Zur vorzeitigen Kündigung ist es fast schon zu spät. Denn es zeichnet sich ein Fristenkonflikt ab: Wer jetzt noch seine Lebensversicherung kündigt, um in größerem Umfang an den Bewertungsreserven teilzuhaben, könnte zwischen alle Stühle fallen. Darauf macht Elke Weidenbach aufmerksam, die Referentin für den Bereich Versicherungen bei der Verbraucherzentrale Nordrhein-Westfalen. Denn das Gesetz, das die Teilhabe der Versicherten an den Bewertungsreserven der Lebensversicherung schmälert, müsse ja noch im Bundesgesetzblatt veröffentlicht werden, bevor es in Kraft trete:
"Das wird in diesem Monat auf jeden Fall wahrscheinlich noch erfolgen. Und die Kunden haben ja auch Kündigungsfristen. Das heißt: Einen Monat müssen sie schon dem Versicherer Zeit geben, die Kündigung auszulösen. Und bis der Kunde dann diese Kündigung ausgesprochen hat, ist dieses Gesetz schon in Kraft getreten und würde dann eben auch halt die Bewertungsreserven für den Vertrag kappen."

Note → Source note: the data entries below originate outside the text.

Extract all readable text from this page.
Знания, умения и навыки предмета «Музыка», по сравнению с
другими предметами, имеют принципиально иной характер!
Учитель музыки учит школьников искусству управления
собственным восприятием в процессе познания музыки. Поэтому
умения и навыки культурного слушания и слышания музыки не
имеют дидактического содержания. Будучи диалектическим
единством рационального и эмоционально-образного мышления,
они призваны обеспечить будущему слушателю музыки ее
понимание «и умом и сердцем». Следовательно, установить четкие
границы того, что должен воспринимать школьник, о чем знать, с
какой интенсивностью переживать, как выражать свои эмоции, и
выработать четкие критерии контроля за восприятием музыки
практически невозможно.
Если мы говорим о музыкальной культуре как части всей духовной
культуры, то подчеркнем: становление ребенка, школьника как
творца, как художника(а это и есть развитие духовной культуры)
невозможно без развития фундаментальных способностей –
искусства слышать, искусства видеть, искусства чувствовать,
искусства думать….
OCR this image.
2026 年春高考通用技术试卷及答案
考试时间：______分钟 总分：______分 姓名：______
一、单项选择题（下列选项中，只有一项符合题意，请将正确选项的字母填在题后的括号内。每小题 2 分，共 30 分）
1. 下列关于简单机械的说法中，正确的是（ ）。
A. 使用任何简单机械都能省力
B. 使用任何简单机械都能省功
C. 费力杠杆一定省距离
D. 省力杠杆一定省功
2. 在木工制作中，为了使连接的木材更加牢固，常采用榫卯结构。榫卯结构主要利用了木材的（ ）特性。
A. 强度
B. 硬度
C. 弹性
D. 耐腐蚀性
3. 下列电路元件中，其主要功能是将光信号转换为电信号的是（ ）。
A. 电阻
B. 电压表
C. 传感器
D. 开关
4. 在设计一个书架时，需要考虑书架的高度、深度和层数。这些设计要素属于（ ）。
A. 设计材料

Kündigung sofort wäre riskant
Das wäre sozusagen der Kündigungs-GAU: Wenn die Kündigung zu spät kommt, die Versicherung die alte, höhere Teilhabe an den Bewertungsreserven nicht gelten lassen muss, aber zugleich - wegen der vorzeitigen Kündigung - den Schlussgewinnanteil streicht. Die Kundschaft scheint das mitbekommen zu haben. Und die Versicherungsbranche atmet auf. Denn die Kündigungswellen der vergangenen zwei Jahre haben vielen Anbieten zugesetzt. Jetzt scheint Zahl der stornierten Verträge zu sinken. Alexander Erdland, der Präsident des Gesamtverbandes der Versicherungswirtschaft, sagt, nur eine kleine Gruppe, etwa fünf Prozent der Versicherten, die mit schon lange laufenden Verträgen, die kurz vor der Erfüllung stehen, nur diese kleine Gruppe könnte eventuell einen Vorteil haben von der alten Regelung und von einer vorzeitigen Kündigung profitieren:
"Wir spüren im Markt, dass keine Aufregung da ist, sondern dass diese kleinere Gruppe an Kunden, deren Lebensversicherungen jetzt bald zur Auszahlung kommen, sich erkundigen danach, was besser ist, und sehr besonnen damit umgehen."
Das mag auch daran liegen, dass viele Versicherer ihren Kunden nicht über Gebühr Grund zur Klage gegen haben, sie zumindest nicht provoziert haben, die Auszahlung der Bewertungsreserven durch vorzeitige Kündigung zu erzwingen. Natürlich lassen alle Versicherungen ihre Kunden das niedrige Zinsniveau spüren. Aber eine Gesetzesänderung brauchte nur der schwächere Teil der Anbieter. Der Ludwigshafener Versicherungswissenschaftler Hermann Weinmann zur alten Rechtslage:
"Ich muss aber auch feststellen, dass die großen, guten Lebensversicherer, dass die mit der aktuellen Bewertungsreservenregelung zurechtkommen. Schwache Lebensversicherer - die haben vielleicht Schwierigkeiten, damit zurechtzukommen."
Keine Teilhabe an den Bewertungsreserven
In deren Interesse wurde nun also die Teilhabe an den Bewertungsreserven gekappt. Was der Gesetzgeber zur Kompensation angeboten hat, eine Teilhabe an den sogenannten Risikogewinnen, Gewinne, die sich dann ergeben, wenn etwa Rentenversicherte früher sterben als kalkuliert, diese Kompensation stellt sich erst später ein. Verbraucherberaterin Weidenbach mutmaßt: Wer jetzt auf höhere Anteile an der Bewertungsreserve verzichten muss, bekomme von den Risikogewinnen kaum was ab:
"Die Verträge, die jetzt gerade in der nächsten Zeit auslaufen, die haben natürlich das Riesenproblem, dass die Bewertungsreserven wegfallen, und dass die Risikogewinnbeteiligung wahrscheinlich noch nicht so große Auswirkungen hat."
Wegen der Risikogewinne muss die ältere Versichertengeneration also nicht dabeibleiben. Die vorzeitige Kündigung des Vertrags ist aber nicht unbedingt die empfehlenswerte Alternative.